Дело в том, что временами на Домбровского находила, как говорят в народе, болесь злая, то есть эпилепсия, падучая. Не один удар ее приняла на себя Любовь Ильинична Крупникова — удивительный, высочайшей пробы человек. Женщина, о которой надо бы писать особо, потому что вопреки всему и вся, сознавая в абсолюте подлость сталинско-бериевско-ждановского и иже с ними режима, она делала людям Добро, Добро, Добро. Добро конкретное, помогающее выживать. Это мог быть кусок хлеба голодному, приют в комнатке, где она жила с тремя детьми, устройство судьбы выброшенного за борт жизни изгоя и многое-многое другое. Милосердие ее было сиюминутным, каждодневным и длилось всю жизнь.
На сей раз после приступа, отнявшего у дяди Юры способность передвигаться, Любовь Ильинична забрала к себе и выхаживала в течение нескольких месяцев болезного. Впрочем, "выхаживала" — не то слово. Она притаскивала ему связки книг из великолепно укомплектован-ной в те поры университетской "библиОтеки" (любимое слово дяди Юры с таким вот ударением). Она принимала всех друзей Домбровского, писала под диктовку варианты глав, бегала по машинисткам и хлопотала.
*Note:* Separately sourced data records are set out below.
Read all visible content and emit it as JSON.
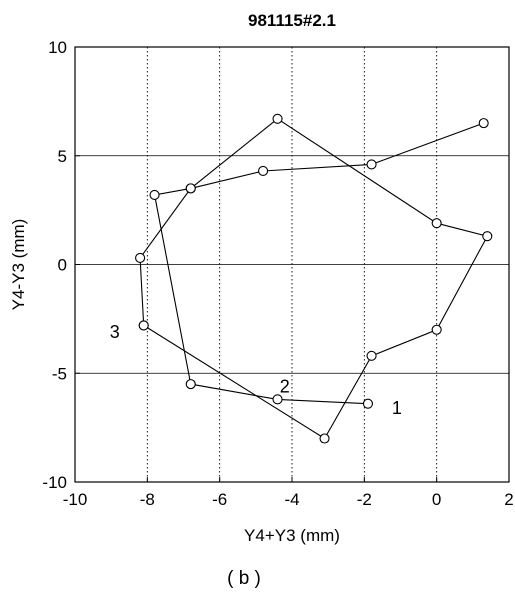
{
  "chart_data": {
    "type": "line",
    "title": "981115#2.1",
    "xlabel": "Y4+Y3 (mm)",
    "ylabel": "Y4-Y3 (mm)",
    "xlim": [
      -10,
      2
    ],
    "ylim": [
      -10,
      10
    ],
    "xticks": [
      -10,
      -8,
      -6,
      -4,
      -2,
      0,
      2
    ],
    "yticks": [
      -10,
      -5,
      0,
      5,
      10
    ],
    "xtick_labels": [
      "-10",
      "-8",
      "-6",
      "-4",
      "-2",
      "0",
      "2"
    ],
    "ytick_labels": [
      "-10",
      "-5",
      "0",
      "5",
      "10"
    ],
    "grid": {
      "x": "dotted vertical",
      "y": "solid horizontal"
    },
    "series": [
      {
        "marker": "open circle",
        "points": [
          {
            "x": -1.9,
            "y": -6.4
          },
          {
            "x": -4.4,
            "y": -6.2
          },
          {
            "x": -6.8,
            "y": -5.5
          },
          {
            "x": -7.8,
            "y": 3.2
          },
          {
            "x": -6.8,
            "y": 3.5
          },
          {
            "x": -4.8,
            "y": 4.3
          },
          {
            "x": -1.8,
            "y": 4.6
          },
          {
            "x": 1.3,
            "y": 6.5
          }
        ]
      },
      {
        "marker": "open circle",
        "points": [
          {
            "x": -8.1,
            "y": -2.8
          },
          {
            "x": -3.1,
            "y": -8.0
          },
          {
            "x": -1.8,
            "y": -4.2
          },
          {
            "x": 0.0,
            "y": -3.0
          },
          {
            "x": 1.4,
            "y": 1.3
          },
          {
            "x": 0.0,
            "y": 1.9
          },
          {
            "x": -4.4,
            "y": 6.7
          },
          {
            "x": -6.8,
            "y": 3.5
          },
          {
            "x": -8.2,
            "y": 0.3
          },
          {
            "x": -8.1,
            "y": -2.8
          }
        ]
      }
    ],
    "annotations": [
      {
        "text": "1",
        "x": -1.1,
        "y": -6.6
      },
      {
        "text": "2",
        "x": -4.2,
        "y": -5.6
      },
      {
        "text": "3",
        "x": -8.9,
        "y": -3.1
      }
    ]
  },
  "caption": "( b )"
}
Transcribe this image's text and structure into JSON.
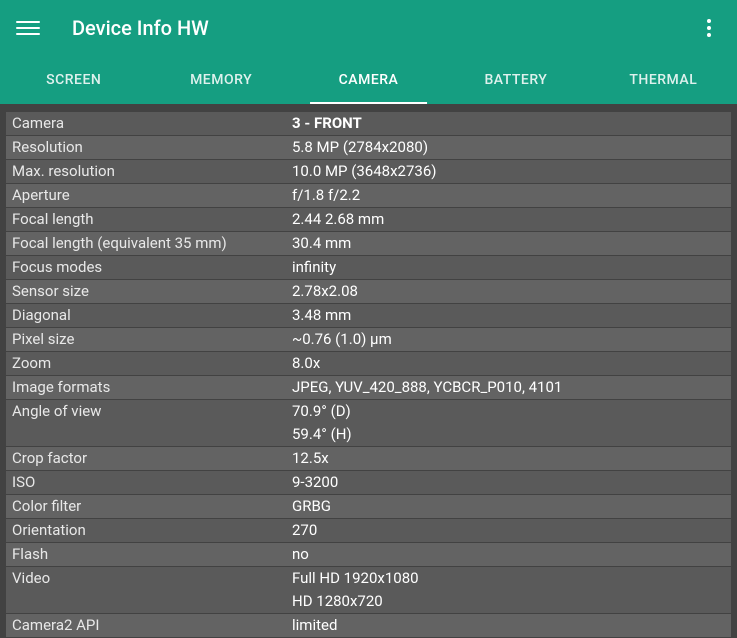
{
  "appbar": {
    "title": "Device Info HW"
  },
  "tabs": [
    {
      "label": "SCREEN",
      "active": false
    },
    {
      "label": "MEMORY",
      "active": false
    },
    {
      "label": "CAMERA",
      "active": true
    },
    {
      "label": "BATTERY",
      "active": false
    },
    {
      "label": "THERMAL",
      "active": false
    }
  ],
  "rows": [
    {
      "label": "Camera",
      "value": "3 - FRONT",
      "header": true
    },
    {
      "label": "Resolution",
      "value": "5.8 MP (2784x2080)"
    },
    {
      "label": "Max. resolution",
      "value": "10.0 MP (3648x2736)"
    },
    {
      "label": "Aperture",
      "value": "f/1.8 f/2.2"
    },
    {
      "label": "Focal length",
      "value": "2.44 2.68 mm"
    },
    {
      "label": "Focal length (equivalent 35 mm)",
      "value": "30.4 mm"
    },
    {
      "label": "Focus modes",
      "value": "infinity"
    },
    {
      "label": "Sensor size",
      "value": "2.78x2.08"
    },
    {
      "label": "Diagonal",
      "value": "3.48 mm"
    },
    {
      "label": "Pixel size",
      "value": "~0.76 (1.0) µm"
    },
    {
      "label": "Zoom",
      "value": "8.0x"
    },
    {
      "label": "Image formats",
      "value": "JPEG, YUV_420_888, YCBCR_P010, 4101"
    },
    {
      "label": "Angle of view",
      "value": "70.9° (D)\n59.4° (H)"
    },
    {
      "label": "Crop factor",
      "value": "12.5x"
    },
    {
      "label": "ISO",
      "value": "9-3200"
    },
    {
      "label": "Color filter",
      "value": "GRBG"
    },
    {
      "label": "Orientation",
      "value": "270"
    },
    {
      "label": "Flash",
      "value": "no"
    },
    {
      "label": "Video",
      "value": "Full HD 1920x1080\nHD 1280x720"
    },
    {
      "label": "Camera2 API",
      "value": "limited"
    }
  ],
  "colors": {
    "primary": "#159e81",
    "background": "#424242",
    "row_odd": "#5a5a5a",
    "row_even": "#636363",
    "text": "#ffffff",
    "label_text": "#e8e8e8"
  }
}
К Юрию Осиповичу у нее было особое отношение. Во вторую посадку он оказался в лагере с ее мужем Георгием Тамбовцевым, очень сошелся с ним и, выйдя на волю, принес его жене и детям трагическое известие о смерти друга. После этого он, Домбровс-кий, для Любови Ильиничны был свят. Ну нет, она, конечно, не молилась на него, а больше все пропесочивала, как малого, шкодливого ребенка. Выговаривала за небрежно расстегнутый ворот, непричесанную шевелюру, выбившиеся из ботинок шнурки, продранные — дня не поносил — брюки (одежду, я помню, Любовь Ильинична покупала ему сама). Влетало ему и за любвеобиль-ность. Женщины к нему липли, слетались, как мухи на мед.